The Greek-American singer and band leader Johnny Otis had a hit with it, after including it in his album The Greatest Johnny Otis Show featuring Marie Adams on the tune "Ma, He's Making Eyes at Me". The single credited to "Johnny Otis & His Orchestra with Marie Adams & The Three Tons of Joy" was released on Capitol Records, and charted in the UK Singles Chart peaking at number 2 in November and December 1957.

The song became the title track of a similarly titled debut album by child singer Lena Zavaroni, Ma! (He's Making Eyes at Me). Zavaroni's version was also released as a single in the United Kingdom on Philips Records reaching number 10 on the UK Singles Chart in February 1974. Zavaroni, just turning ten, also sang it live on American network television on The Tonight Show hosted by Johnny Carson. The song also reached number 91 on the US Billboard Hot 100. On the New Zealand Listener charts the track reached number 20.
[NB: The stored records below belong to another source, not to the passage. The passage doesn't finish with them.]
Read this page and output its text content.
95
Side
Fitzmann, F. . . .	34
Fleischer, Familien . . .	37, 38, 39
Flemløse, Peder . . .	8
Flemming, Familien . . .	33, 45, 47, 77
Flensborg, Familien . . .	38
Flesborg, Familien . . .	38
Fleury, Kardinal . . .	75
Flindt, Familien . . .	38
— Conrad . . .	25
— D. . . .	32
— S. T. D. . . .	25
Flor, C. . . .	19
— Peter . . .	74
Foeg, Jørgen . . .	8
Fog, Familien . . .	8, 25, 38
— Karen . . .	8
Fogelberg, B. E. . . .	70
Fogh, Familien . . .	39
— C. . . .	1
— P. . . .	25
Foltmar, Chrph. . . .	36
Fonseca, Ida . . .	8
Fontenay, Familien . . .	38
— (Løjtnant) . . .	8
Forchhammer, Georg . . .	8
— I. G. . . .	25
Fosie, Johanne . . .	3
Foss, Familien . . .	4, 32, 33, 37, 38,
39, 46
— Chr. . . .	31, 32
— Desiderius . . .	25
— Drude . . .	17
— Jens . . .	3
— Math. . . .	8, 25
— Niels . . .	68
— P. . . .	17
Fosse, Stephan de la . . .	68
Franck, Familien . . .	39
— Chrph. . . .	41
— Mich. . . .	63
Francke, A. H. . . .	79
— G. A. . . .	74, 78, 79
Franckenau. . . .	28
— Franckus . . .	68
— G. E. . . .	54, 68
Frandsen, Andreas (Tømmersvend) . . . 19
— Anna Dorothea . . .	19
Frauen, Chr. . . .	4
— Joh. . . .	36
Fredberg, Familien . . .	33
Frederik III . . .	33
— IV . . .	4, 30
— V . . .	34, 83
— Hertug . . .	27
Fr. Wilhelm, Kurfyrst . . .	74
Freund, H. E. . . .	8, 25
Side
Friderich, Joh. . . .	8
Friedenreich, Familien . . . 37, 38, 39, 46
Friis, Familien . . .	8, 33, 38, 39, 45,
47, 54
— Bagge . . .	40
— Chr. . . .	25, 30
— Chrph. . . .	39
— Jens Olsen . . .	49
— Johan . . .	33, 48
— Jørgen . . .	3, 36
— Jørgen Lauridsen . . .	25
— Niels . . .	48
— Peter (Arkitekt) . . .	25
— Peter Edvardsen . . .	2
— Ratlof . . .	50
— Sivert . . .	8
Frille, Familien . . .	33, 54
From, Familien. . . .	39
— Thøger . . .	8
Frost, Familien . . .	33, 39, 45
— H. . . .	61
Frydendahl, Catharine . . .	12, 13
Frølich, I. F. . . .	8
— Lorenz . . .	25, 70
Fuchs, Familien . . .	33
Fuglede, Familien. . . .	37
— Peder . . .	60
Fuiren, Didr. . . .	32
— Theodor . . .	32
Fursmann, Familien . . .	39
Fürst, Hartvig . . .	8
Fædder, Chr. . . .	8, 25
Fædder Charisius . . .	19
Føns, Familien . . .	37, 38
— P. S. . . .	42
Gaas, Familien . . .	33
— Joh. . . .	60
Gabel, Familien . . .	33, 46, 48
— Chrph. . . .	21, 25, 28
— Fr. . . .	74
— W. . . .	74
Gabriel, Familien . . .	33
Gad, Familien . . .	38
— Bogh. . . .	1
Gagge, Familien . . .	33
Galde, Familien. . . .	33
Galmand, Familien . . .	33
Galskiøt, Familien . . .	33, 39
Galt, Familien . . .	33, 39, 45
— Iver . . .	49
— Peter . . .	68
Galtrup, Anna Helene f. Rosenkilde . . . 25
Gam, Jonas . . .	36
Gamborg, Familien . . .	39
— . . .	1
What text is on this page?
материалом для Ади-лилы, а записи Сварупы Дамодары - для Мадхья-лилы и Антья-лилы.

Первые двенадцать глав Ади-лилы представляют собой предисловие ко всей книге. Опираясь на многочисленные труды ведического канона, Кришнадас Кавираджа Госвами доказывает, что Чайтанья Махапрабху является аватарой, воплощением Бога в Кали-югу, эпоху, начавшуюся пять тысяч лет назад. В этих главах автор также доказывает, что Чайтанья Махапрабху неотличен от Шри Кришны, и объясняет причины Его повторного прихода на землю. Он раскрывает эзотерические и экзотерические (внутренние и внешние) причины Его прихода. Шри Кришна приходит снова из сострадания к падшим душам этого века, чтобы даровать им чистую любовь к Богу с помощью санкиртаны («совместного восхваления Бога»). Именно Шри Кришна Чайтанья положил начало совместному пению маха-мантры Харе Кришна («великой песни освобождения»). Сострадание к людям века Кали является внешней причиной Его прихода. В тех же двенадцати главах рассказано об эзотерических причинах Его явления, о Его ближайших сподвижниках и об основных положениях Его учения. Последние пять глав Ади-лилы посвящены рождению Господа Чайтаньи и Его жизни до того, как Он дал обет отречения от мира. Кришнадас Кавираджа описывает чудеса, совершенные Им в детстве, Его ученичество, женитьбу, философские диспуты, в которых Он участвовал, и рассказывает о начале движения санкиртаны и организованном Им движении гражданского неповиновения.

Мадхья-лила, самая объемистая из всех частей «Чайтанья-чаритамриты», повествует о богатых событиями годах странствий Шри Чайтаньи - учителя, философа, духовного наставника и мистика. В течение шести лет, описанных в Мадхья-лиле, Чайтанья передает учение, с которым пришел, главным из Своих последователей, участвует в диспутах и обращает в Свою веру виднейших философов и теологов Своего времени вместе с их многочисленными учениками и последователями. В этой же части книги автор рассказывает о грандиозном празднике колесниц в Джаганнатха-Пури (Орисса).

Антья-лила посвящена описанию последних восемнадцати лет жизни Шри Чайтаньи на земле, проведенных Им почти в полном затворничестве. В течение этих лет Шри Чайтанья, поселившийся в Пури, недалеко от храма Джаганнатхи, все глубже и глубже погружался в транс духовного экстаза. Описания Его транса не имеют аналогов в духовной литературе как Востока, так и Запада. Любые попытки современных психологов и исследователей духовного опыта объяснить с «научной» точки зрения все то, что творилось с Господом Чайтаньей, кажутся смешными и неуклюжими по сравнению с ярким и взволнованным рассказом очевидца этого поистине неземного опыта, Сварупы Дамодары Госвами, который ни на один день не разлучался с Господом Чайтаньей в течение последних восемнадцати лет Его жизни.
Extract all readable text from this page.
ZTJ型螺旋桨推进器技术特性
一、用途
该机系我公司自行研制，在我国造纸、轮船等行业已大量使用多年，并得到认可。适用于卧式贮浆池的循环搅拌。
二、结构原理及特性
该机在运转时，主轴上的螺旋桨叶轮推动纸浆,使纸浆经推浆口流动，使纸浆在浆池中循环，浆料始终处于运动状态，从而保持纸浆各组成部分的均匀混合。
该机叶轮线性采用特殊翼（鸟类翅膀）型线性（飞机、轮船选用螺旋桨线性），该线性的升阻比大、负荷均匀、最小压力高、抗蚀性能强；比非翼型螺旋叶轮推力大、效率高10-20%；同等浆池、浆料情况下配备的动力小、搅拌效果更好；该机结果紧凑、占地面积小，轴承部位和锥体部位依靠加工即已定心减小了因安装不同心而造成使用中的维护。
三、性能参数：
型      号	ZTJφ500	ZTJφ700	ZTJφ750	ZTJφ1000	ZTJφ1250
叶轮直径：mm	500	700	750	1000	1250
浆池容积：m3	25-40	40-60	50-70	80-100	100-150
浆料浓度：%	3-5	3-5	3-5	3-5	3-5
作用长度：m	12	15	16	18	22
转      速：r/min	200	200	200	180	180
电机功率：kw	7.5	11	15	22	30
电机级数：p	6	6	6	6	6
The song has been interpreted by many artists, including Billy Eckstine on The Ed Sullivan Show, January 10, 1965, and with Quincy Jones Orchestra, 1961; Ann-Margret, Tina Arena, Pearl Bailey, Count Basie Orchestra, Eddie Cantor, Carol Channing, Ray Charles, The Ray Conniff Singers, Bing Crosby, Cliff "Ukulele Ike" Edwards, Etta Jones, Oscar Peterson, Annette Funicello, and Al Jolson. Tina Arena recorded it on her album Tiny Tina and Little John, Al Hirt on his album Beauty and the Beard, Connie Francis on her album A New Kind of Connie..., and Yusef Lateef on his album The Three Faces of Yusef Lateef.

==In other languages==
The song has been translated into a number of languages. It was sung in Finnish as "Mamma, tuo mies minua tuijottaa" by Brita Koivunen. In 1957, it was released in Swedish as "Mamma, en karl har sett på mej" by Lill-Babs, Simon Brehms orkester and in 1962 also in Swedish as "Mamma, vad det är kul med twist" by Inger Berggren, Hans Wahlgrens orkester. In French, René Simard had a hit with "Mama, laisse-moi sortir ce soir" in 1974. The song was also sung in Czech by Jana Robbová with lyrics by Josef Fousek ("Krásný den", 1975).

==Film adaptations==
Within four years of its publication in 1921, it was used in a 1925 film short, considered an early sound film, titled Theodore Case Sound Test: Gus Visser and His Singing Duck directed by Theodore Case. The film depicts Visser singing the song "Ma! He's Making Eyes at Me" while holding a duck. The duck quacks each time the word "Ma" is said, sounding as if she is saying "Ma". The film was shot on May 12, 1925, in Case's sound studio at his home in Auburn, New York. The film was shown in June 1925 at the Exposition of Progress in Auburn.

The title was also adopted for the 1940 film Ma! He's Making Eyes at Me directed by Harold D. Schuster and screenplay by Charles Grayson and Edmund L. Hartmann based on "Fashions for Sale", a story by Ed Sullivan, and starring Tom Brown in the role of main character Tommy Shaw.